The craft she dominates was made as a Homeship, an orbital habitat to pipette off some of the excess population below, spitting into the hurricane brewing down in the planet’s cities. At least some of the intended occupants had taken up residence before a shift in opinion resulted in the vessel being commandeered for another purpose entirely, and these civilians remain on board despite the risk, because quarters on-ship are far preferable to the murderous chaos of the cities.
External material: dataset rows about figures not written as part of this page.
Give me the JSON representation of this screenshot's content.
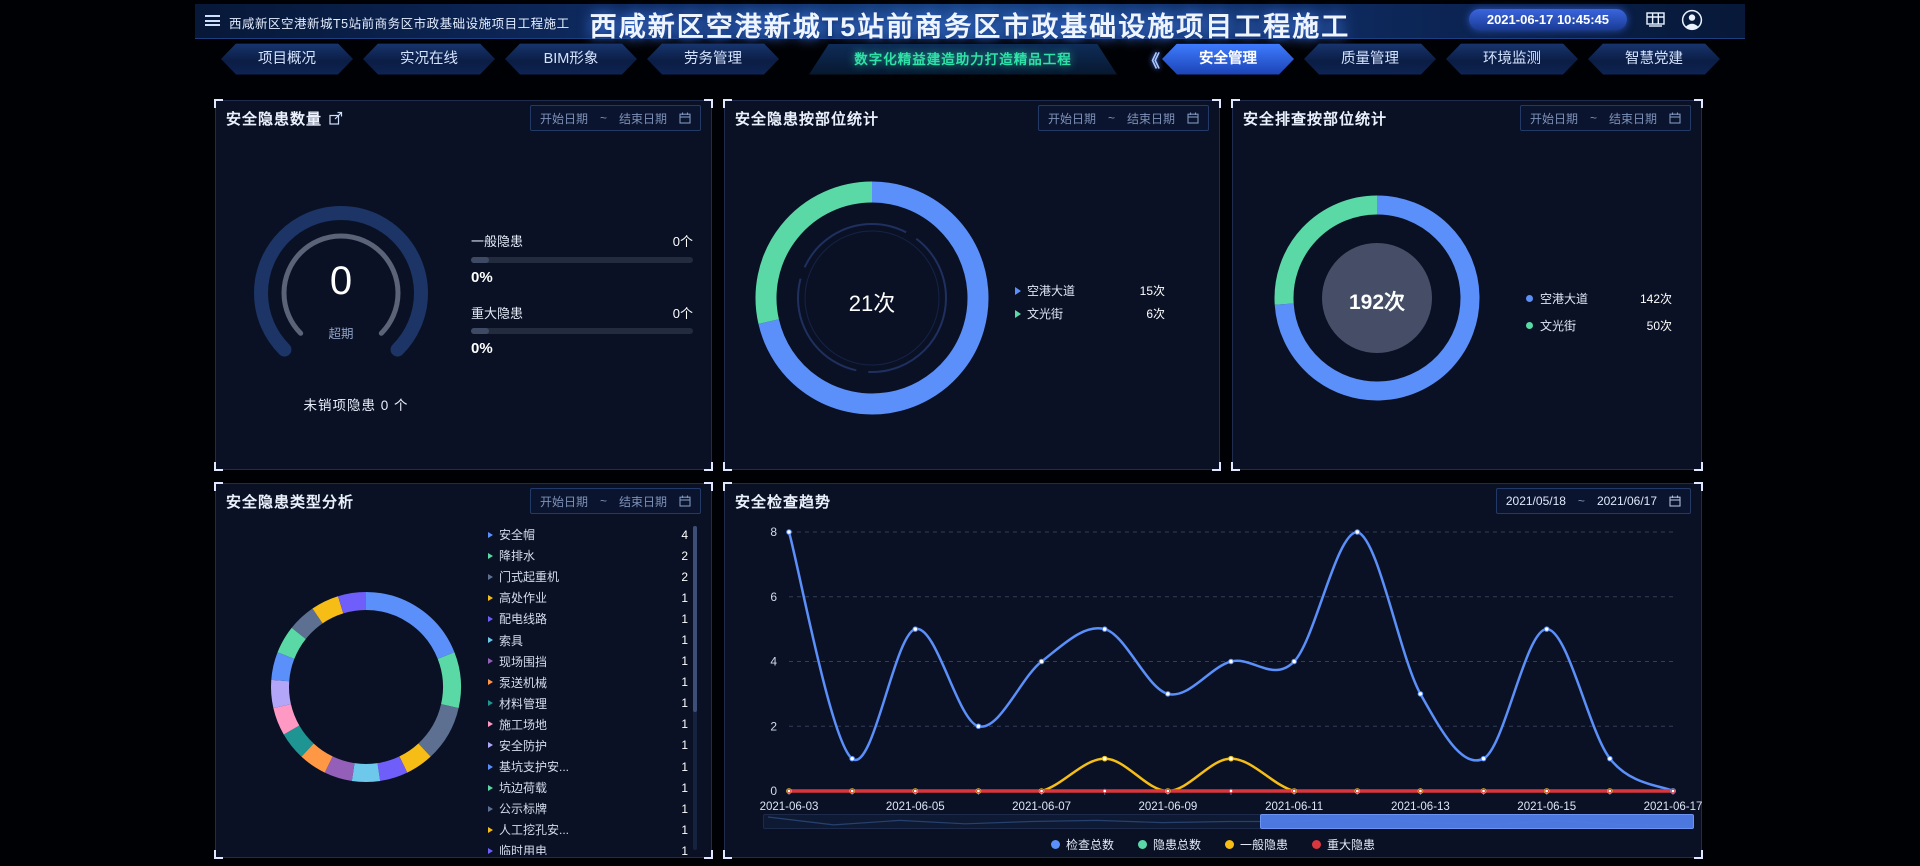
{
  "header": {
    "breadcrumb": "西咸新区空港新城T5站前商务区市政基础设施项目工程施工",
    "title": "西咸新区空港新城T5站前商务区市政基础设施项目工程施工",
    "datetime": "2021-06-17 10:45:45",
    "banner": "数字化精益建造助力打造精品工程",
    "tabs": [
      {
        "label": "项目概况",
        "active": false
      },
      {
        "label": "实况在线",
        "active": false
      },
      {
        "label": "BIM形象",
        "active": false
      },
      {
        "label": "劳务管理",
        "active": false
      },
      {
        "label": "安全管理",
        "active": true
      },
      {
        "label": "质量管理",
        "active": false
      },
      {
        "label": "环境监测",
        "active": false
      },
      {
        "label": "智慧党建",
        "active": false
      }
    ]
  },
  "date_filter": {
    "start_placeholder": "开始日期",
    "separator": "~",
    "end_placeholder": "结束日期"
  },
  "panel_hazard_count": {
    "title": "安全隐患数量",
    "gauge_value": "0",
    "gauge_label": "超期",
    "bars": [
      {
        "label": "一般隐患",
        "count": "0个",
        "percent": "0%",
        "fill": 0
      },
      {
        "label": "重大隐患",
        "count": "0个",
        "percent": "0%",
        "fill": 0
      }
    ],
    "footer": "未销项隐患 0 个"
  },
  "panel_hazard_location": {
    "title": "安全隐患按部位统计",
    "center": "21次"
  },
  "panel_inspect_location": {
    "title": "安全排查按部位统计",
    "center": "192次"
  },
  "panel_hazard_types": {
    "title": "安全隐患类型分析"
  },
  "panel_trend": {
    "title": "安全检查趋势",
    "date_start": "2021/05/18",
    "date_end": "2021/06/17"
  },
  "colors": {
    "accent_blue": "#5B8FF9",
    "accent_green": "#5AD8A6",
    "accent_yellow": "#F6BD16",
    "accent_red": "#D9363E",
    "banner_text": "#2FE2A7"
  },
  "chart_data": [
    {
      "id": "hazard-by-location",
      "type": "pie",
      "donut": true,
      "title": "安全隐患按部位统计",
      "center_label": "21次",
      "labels": [
        "空港大道",
        "文光街"
      ],
      "values": [
        15,
        6
      ],
      "value_labels": [
        "15次",
        "6次"
      ],
      "colors": [
        "#5B8FF9",
        "#5AD8A6"
      ],
      "legend_position": "right"
    },
    {
      "id": "inspection-by-location",
      "type": "pie",
      "donut": true,
      "title": "安全排查按部位统计",
      "center_label": "192次",
      "labels": [
        "空港大道",
        "文光街"
      ],
      "values": [
        142,
        50
      ],
      "value_labels": [
        "142次",
        "50次"
      ],
      "colors": [
        "#5B8FF9",
        "#5AD8A6"
      ],
      "legend_position": "right"
    },
    {
      "id": "hazard-types",
      "type": "pie",
      "donut": true,
      "title": "安全隐患类型分析",
      "labels": [
        "安全帽",
        "降排水",
        "门式起重机",
        "高处作业",
        "配电线路",
        "索具",
        "现场围挡",
        "泵送机械",
        "材料管理",
        "施工场地",
        "安全防护",
        "基坑支护安...",
        "坑边荷载",
        "公示标牌",
        "人工挖孔安...",
        "临时用电"
      ],
      "values": [
        4,
        2,
        2,
        1,
        1,
        1,
        1,
        1,
        1,
        1,
        1,
        1,
        1,
        1,
        1,
        1
      ],
      "colors": [
        "#5B8FF9",
        "#5AD8A6",
        "#5D7092",
        "#F6BD16",
        "#6F5EF9",
        "#6DC8EC",
        "#945FB9",
        "#FF9845",
        "#1E9493",
        "#FF99C3",
        "#B3A6F9",
        "#5B8FF9",
        "#5AD8A6",
        "#5D7092",
        "#F6BD16",
        "#6F5EF9"
      ],
      "legend_position": "right-list"
    },
    {
      "id": "inspection-trend",
      "type": "line",
      "title": "安全检查趋势",
      "x": [
        "2021-06-03",
        "2021-06-04",
        "2021-06-05",
        "2021-06-06",
        "2021-06-07",
        "2021-06-08",
        "2021-06-09",
        "2021-06-10",
        "2021-06-11",
        "2021-06-12",
        "2021-06-13",
        "2021-06-14",
        "2021-06-15",
        "2021-06-16",
        "2021-06-17"
      ],
      "xtick_labels": [
        "2021-06-03",
        "2021-06-05",
        "2021-06-07",
        "2021-06-09",
        "2021-06-11",
        "2021-06-13",
        "2021-06-15",
        "2021-06-17"
      ],
      "ylim": [
        0,
        8
      ],
      "yticks": [
        0,
        2,
        4,
        6,
        8
      ],
      "grid": "dashed",
      "legend_position": "bottom",
      "series": [
        {
          "name": "检查总数",
          "color": "#5B8FF9",
          "values": [
            8,
            1,
            5,
            2,
            4,
            5,
            3,
            4,
            4,
            8,
            3,
            1,
            5,
            1,
            0
          ]
        },
        {
          "name": "隐患总数",
          "color": "#5AD8A6",
          "values": [
            0,
            0,
            0,
            0,
            0,
            1,
            0,
            1,
            0,
            0,
            0,
            0,
            0,
            0,
            0
          ]
        },
        {
          "name": "一般隐患",
          "color": "#F6BD16",
          "values": [
            0,
            0,
            0,
            0,
            0,
            1,
            0,
            1,
            0,
            0,
            0,
            0,
            0,
            0,
            0
          ]
        },
        {
          "name": "重大隐患",
          "color": "#D9363E",
          "values": [
            0,
            0,
            0,
            0,
            0,
            0,
            0,
            0,
            0,
            0,
            0,
            0,
            0,
            0,
            0
          ]
        }
      ]
    }
  ]
}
Salome’s ship – call it The Requisitioner of Small Things, as a poor imitation of her meaning when she refers to it – is a sphere, as are most of the octopus spacecraft. Its hull is a double-skinned membrane that can be rigid or malleable as required, growing or shrinking as the water volume of the interior might vary. Its inner surface is riddled with regular holes, a thousand at least, each one made as living space for one octopus. When the ship cruises peacefully, as now, these are held open and the occupants have a window to view the stars on one side, access to the great watery ship’s interior on the other. The command centre, where Salome and her crew labour, is held at the vessel’s centre, buffered by the surrounding living space, connected to the thrusters that stud the exterior, and to other systems too, bolted on and not originally intended for such a sedentary vessel.

Had they evolved naturally, of course, most likely space would have been forever denied them. The Requisitioner weighs a thousand times what an equivalent human vessel would. Mere rocket science would not suffice to get a water-filled Apollo or Vostok programme into orbit. The octopuses would have been prisoners of their gravity well if they hadn’t already had a lifeline to space. As it is, the water that fills the Requisitioner came from tardigrade asteroid mining, jettisoned from the outer solar system towards the catch points near Damascus to be cleaned up and repurposed as living space. The energy required to haul so much fluid weight from the planet would be simply impractical.
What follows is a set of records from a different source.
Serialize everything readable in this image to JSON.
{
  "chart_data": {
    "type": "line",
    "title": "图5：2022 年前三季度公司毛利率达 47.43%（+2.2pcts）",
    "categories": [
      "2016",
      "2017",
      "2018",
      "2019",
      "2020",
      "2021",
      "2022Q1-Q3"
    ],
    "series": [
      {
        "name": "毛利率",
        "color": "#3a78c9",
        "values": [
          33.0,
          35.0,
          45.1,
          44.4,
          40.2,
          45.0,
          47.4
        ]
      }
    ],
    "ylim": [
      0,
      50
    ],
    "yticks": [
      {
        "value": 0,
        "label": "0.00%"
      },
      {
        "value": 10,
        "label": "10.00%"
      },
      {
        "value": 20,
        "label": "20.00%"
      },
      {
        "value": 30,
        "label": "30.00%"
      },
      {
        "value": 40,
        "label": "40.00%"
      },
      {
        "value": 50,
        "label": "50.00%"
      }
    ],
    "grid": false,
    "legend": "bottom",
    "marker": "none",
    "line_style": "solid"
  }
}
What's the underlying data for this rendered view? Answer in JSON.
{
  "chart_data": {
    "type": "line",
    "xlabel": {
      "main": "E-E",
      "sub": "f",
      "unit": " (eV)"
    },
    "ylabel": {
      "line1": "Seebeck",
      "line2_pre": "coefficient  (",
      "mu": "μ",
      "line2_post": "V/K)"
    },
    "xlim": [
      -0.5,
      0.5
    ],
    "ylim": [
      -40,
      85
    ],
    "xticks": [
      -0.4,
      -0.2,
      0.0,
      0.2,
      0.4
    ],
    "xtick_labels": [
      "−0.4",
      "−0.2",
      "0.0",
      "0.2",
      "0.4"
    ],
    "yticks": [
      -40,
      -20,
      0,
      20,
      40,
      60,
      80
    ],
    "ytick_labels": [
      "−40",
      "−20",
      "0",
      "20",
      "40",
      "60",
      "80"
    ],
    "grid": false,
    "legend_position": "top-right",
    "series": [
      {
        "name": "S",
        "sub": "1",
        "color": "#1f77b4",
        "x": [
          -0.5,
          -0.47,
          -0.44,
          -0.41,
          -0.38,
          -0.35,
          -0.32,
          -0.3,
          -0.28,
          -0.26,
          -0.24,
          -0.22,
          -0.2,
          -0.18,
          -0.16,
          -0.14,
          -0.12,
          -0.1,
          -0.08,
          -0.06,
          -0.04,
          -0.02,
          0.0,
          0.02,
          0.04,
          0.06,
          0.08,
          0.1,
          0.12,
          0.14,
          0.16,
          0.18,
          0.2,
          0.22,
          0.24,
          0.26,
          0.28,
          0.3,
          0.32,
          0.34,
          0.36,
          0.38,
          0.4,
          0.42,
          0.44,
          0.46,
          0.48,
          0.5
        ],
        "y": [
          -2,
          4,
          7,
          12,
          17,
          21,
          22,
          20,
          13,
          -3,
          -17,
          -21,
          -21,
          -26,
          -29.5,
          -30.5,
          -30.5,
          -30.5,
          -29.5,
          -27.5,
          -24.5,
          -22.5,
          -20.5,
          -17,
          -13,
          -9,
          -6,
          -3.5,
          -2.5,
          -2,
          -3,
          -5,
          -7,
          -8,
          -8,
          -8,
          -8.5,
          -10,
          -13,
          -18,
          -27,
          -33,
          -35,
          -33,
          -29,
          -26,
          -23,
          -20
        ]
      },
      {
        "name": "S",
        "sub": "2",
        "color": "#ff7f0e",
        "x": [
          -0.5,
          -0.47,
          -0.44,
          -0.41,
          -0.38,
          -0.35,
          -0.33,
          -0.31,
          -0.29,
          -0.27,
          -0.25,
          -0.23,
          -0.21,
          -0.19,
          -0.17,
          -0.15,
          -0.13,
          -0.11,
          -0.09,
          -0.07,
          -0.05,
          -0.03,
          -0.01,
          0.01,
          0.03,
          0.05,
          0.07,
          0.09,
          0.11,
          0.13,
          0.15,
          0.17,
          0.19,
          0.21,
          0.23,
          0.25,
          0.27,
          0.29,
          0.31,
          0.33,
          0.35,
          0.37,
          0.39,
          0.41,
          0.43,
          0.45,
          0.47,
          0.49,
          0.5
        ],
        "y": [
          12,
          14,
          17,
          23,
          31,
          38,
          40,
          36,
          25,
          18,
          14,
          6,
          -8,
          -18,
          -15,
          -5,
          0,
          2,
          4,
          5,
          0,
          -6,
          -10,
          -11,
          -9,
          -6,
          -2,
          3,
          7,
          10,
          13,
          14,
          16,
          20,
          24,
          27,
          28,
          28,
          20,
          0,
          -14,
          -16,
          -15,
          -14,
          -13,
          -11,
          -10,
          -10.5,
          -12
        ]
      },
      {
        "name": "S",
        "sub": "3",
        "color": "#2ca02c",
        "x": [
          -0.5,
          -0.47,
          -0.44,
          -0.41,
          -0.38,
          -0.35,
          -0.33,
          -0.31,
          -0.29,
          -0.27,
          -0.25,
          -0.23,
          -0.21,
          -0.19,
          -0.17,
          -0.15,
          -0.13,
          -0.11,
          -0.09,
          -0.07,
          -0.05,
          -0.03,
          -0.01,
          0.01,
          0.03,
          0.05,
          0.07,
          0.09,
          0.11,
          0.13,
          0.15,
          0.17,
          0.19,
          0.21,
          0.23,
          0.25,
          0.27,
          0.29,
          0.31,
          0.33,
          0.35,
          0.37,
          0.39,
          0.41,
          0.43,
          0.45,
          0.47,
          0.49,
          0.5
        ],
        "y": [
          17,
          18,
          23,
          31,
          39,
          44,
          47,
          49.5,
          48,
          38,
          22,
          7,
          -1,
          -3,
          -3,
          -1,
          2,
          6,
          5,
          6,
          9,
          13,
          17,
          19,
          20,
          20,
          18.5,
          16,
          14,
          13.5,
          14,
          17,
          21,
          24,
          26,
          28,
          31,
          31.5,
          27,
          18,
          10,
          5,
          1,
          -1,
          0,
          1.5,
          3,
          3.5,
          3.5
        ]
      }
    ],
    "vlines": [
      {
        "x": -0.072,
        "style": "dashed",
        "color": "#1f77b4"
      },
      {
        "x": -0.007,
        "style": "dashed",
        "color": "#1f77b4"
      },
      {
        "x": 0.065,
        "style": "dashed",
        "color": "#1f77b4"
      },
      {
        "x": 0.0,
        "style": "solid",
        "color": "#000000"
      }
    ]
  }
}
It is those catch points that Salome is flying to inspect. The asteroid belt holds a wealth of minerals, fuel and all good things sufficient to regenerate the entire planet, allowing the octopuses to expand further into space and solving all the problems except one: time. Even though the tardigrades multiply in the dark reaches of the belt, their rate of extraction is too slow to let the Damascans get ahead of the disaster curve. Supply is limited, which means supply is disputed. A thousand shifting factions ally with and then abandon one another, and all too often it comes down to fighting. The little brawls and bullying of their native state have scaled up into spaceborne conflict.
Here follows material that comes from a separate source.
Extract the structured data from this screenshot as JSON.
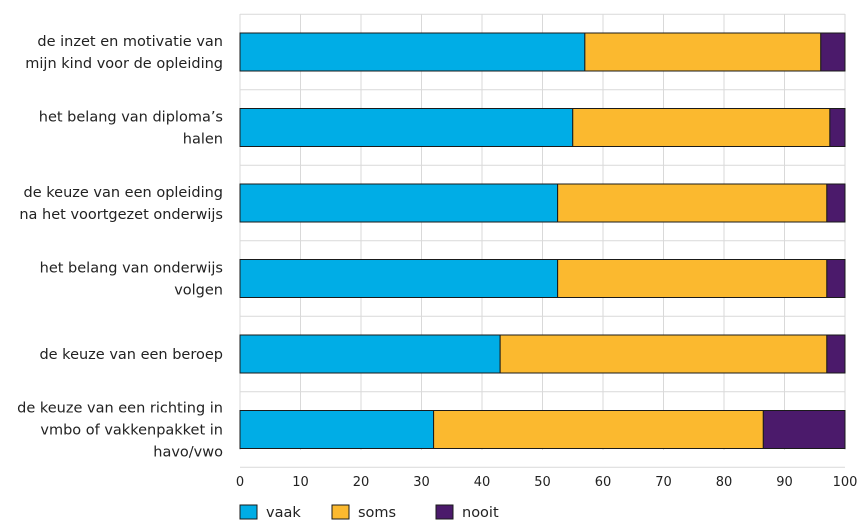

This catch point is a vast object in space, itself a great sink of resources. Since it ceased broadcasting, Salome had feared some group had destroyed it, but now she hears from her crew that instruments have found it where it is supposed to be, but tilted at the wrong angle, so that the resources slung into its electromagnetic field by the distant miners are being redirected elsewhere. Even as she watches, another consignment reaches the huge dish’s magnetic field and is curved away to some distant enemy receptacle, the catch point alternating opposing launch angles so that the Newtonian displacement of each load shunts it back to its central waiting position. Salome is unsurprised. The ship’s systems broadcast a flurry of pale colours, warning of danger. She would not deign to issue commands to the civilians she has dragged along with her, but the wise amongst them will abandon their homes and seek the shelters built up alongside the command core. Normal water circulation around the perimeter ceases, and if the ship manoeuvres at all, the water mass about the outside will begin to spin, lagging behind events with its colossal inertia. The outer dwellings will all be closed off and any free swimmers left exposed will likely be killed. Only close to the centre, where the movement is least, will there be any safety to be had. Not that the Requisitioner can exactly dance through space like a butterfly: once that amount of mass is cruising in any given direction, considerable notice is required to change its bearing.